1394. ‑ À M. LE COMTE D’ARGENTAL.
À Bruxelles, ce 6 de janvier 1741.

Je suis arrivé à Bruxelles bien tard, mais le plus tôt que j’ai pu, mon cher ange gardien ; la Meuse, le Rhin et la mer, m’ont tenu un mois en route. Ne pensez pas, je vous en prie, que le voyage de Silésie ait avancé mon retour[1] ; quand on m’aurait offert la Silésie, je serais ici. Il me semble qu’il y a une grande folie à préférer quelque chose au bonheur de l’amitié. Que peut avoir de plus celui à qui la Silésie demeurera ?

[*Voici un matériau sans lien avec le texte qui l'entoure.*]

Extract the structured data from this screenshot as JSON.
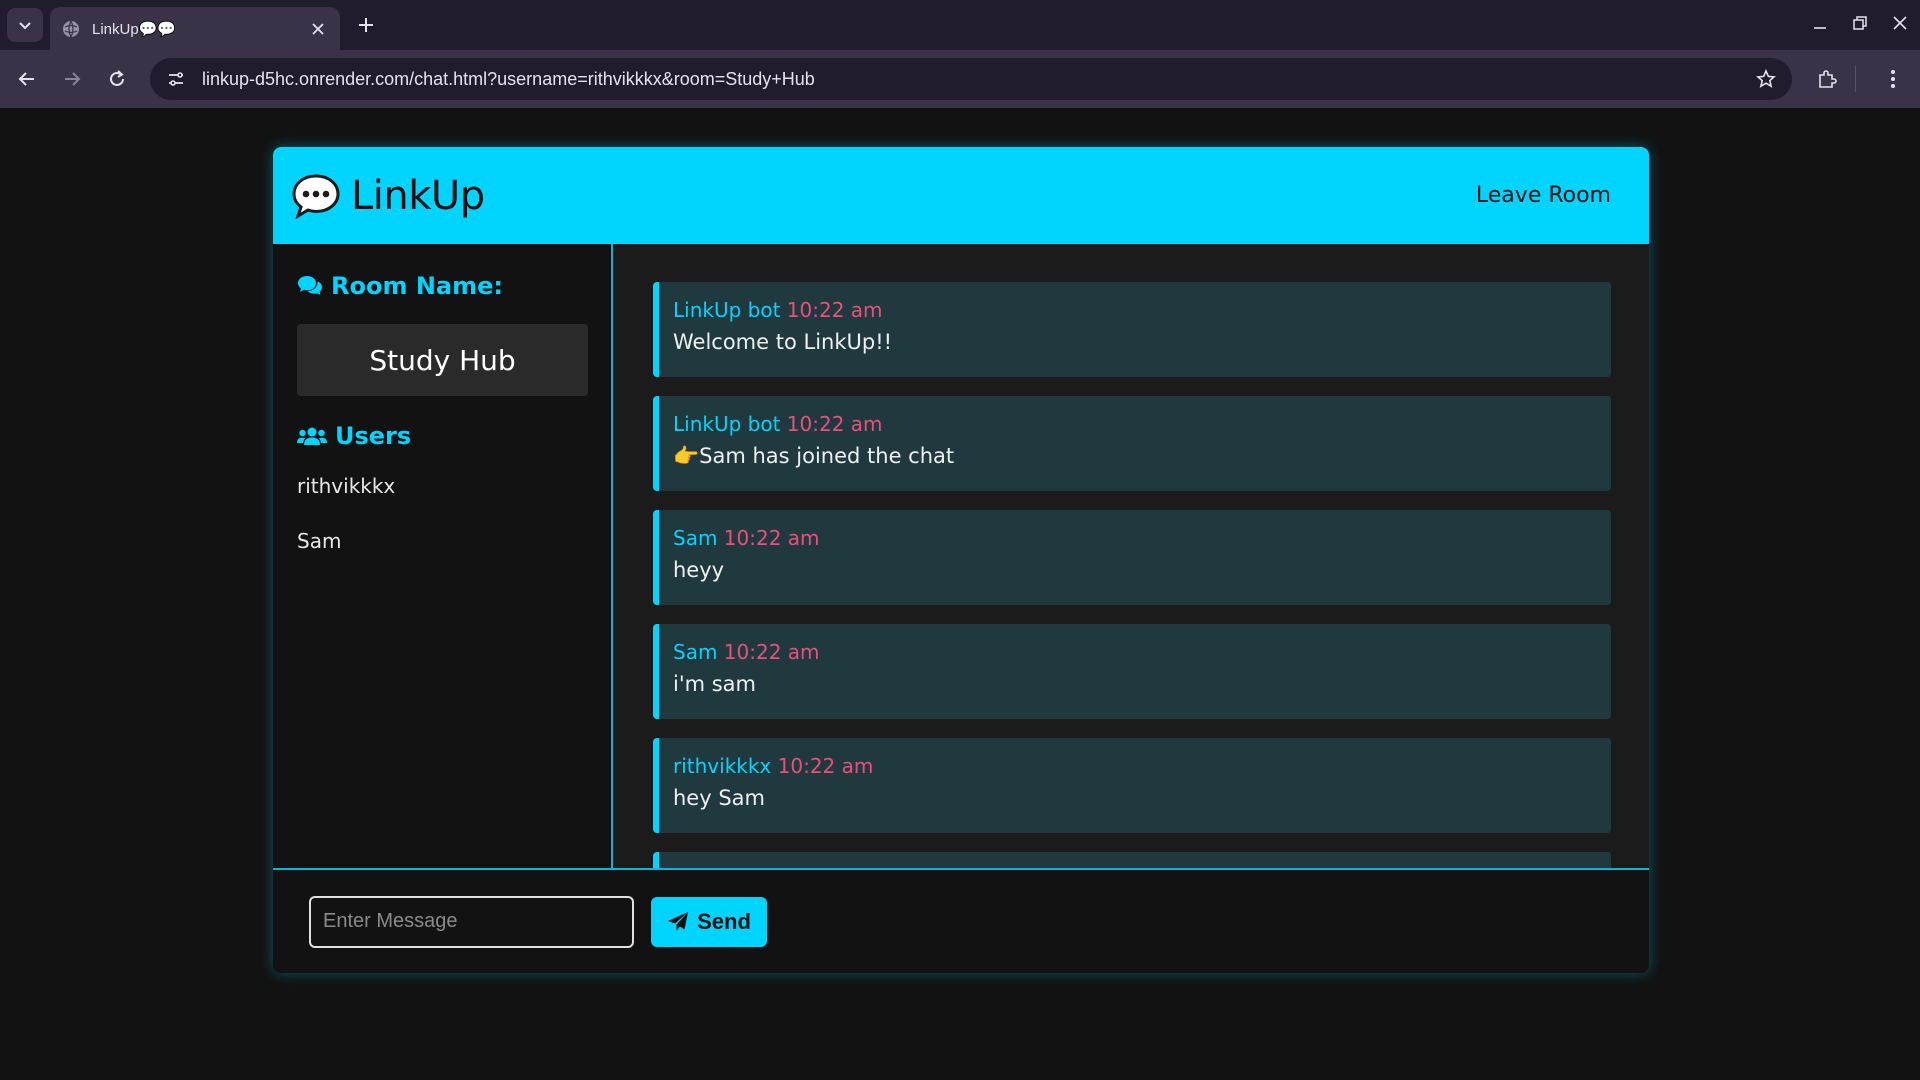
{
  "browser": {
    "tab_title": "LinkUp💬💬",
    "url": "linkup-d5hc.onrender.com/chat.html?username=rithvikkkx&room=Study+Hub"
  },
  "app": {
    "title": "LinkUp",
    "leave_label": "Leave Room",
    "accent_color": "#00d4ff",
    "time_color": "#ec4f7b"
  },
  "sidebar": {
    "room_heading": "Room Name:",
    "room_name": "Study Hub",
    "users_heading": "Users",
    "users": [
      "rithvikkkx",
      "Sam"
    ]
  },
  "messages": [
    {
      "author": "LinkUp bot",
      "time": "10:22 am",
      "text": "Welcome to LinkUp!!"
    },
    {
      "author": "LinkUp bot",
      "time": "10:22 am",
      "text": "👉Sam has joined the chat"
    },
    {
      "author": "Sam",
      "time": "10:22 am",
      "text": "heyy"
    },
    {
      "author": "Sam",
      "time": "10:22 am",
      "text": "i'm sam"
    },
    {
      "author": "rithvikkkx",
      "time": "10:22 am",
      "text": "hey Sam"
    },
    {
      "author": "",
      "time": "",
      "text": ""
    }
  ],
  "composer": {
    "placeholder": "Enter Message",
    "value": "",
    "send_label": "Send"
  }
}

Je suis obligé de m’excuser de mon voyage à Berlin auprès d’un cœur comme le vôtre : il était indispensable ; mais le retour l’était bien davantage. J’ai refusé au roi de Prusse deux jours de plus qu’il me demandait. Je ne vous dis pas cela par vanité il n’y a pas de quoi se vanter mais il faut que mon ange gardien sache au moins que j’ai fait mon devoir. Jamais Mme du Châtelet n’a été plus au-dessus des rois.


1395. À MADEMOISELLE QUINAULT.
Ce 6 janvier 1741, à Bruxelles.

En revenant d’auprès des rois et des reines, auprès de quelqu’un qui leur est très-supérieur, je reçois, mademoiselle, votre billet et vos ordres ils me sont très-chers il ne me manque que de savoir le nom de l’homme à qui vous vous intéressez et à qui je m’intéresse déjà. Je vous remercie des prophéties favorables que vous faites de notre prophète de la Mecque il faut, pour l’honneur de vos prédictions, que j’envoie quantité de changements qui sont tout prêts, et il n’y en a pas encore assez. J’ai toujours eu une grande prédilection pour cet enfant l’autre,

  1. Voltaire, vers le 3 décembre 1740, quitta Frédéric, qui ne partit que le 15 du même mois pour la conquête de la Silésie.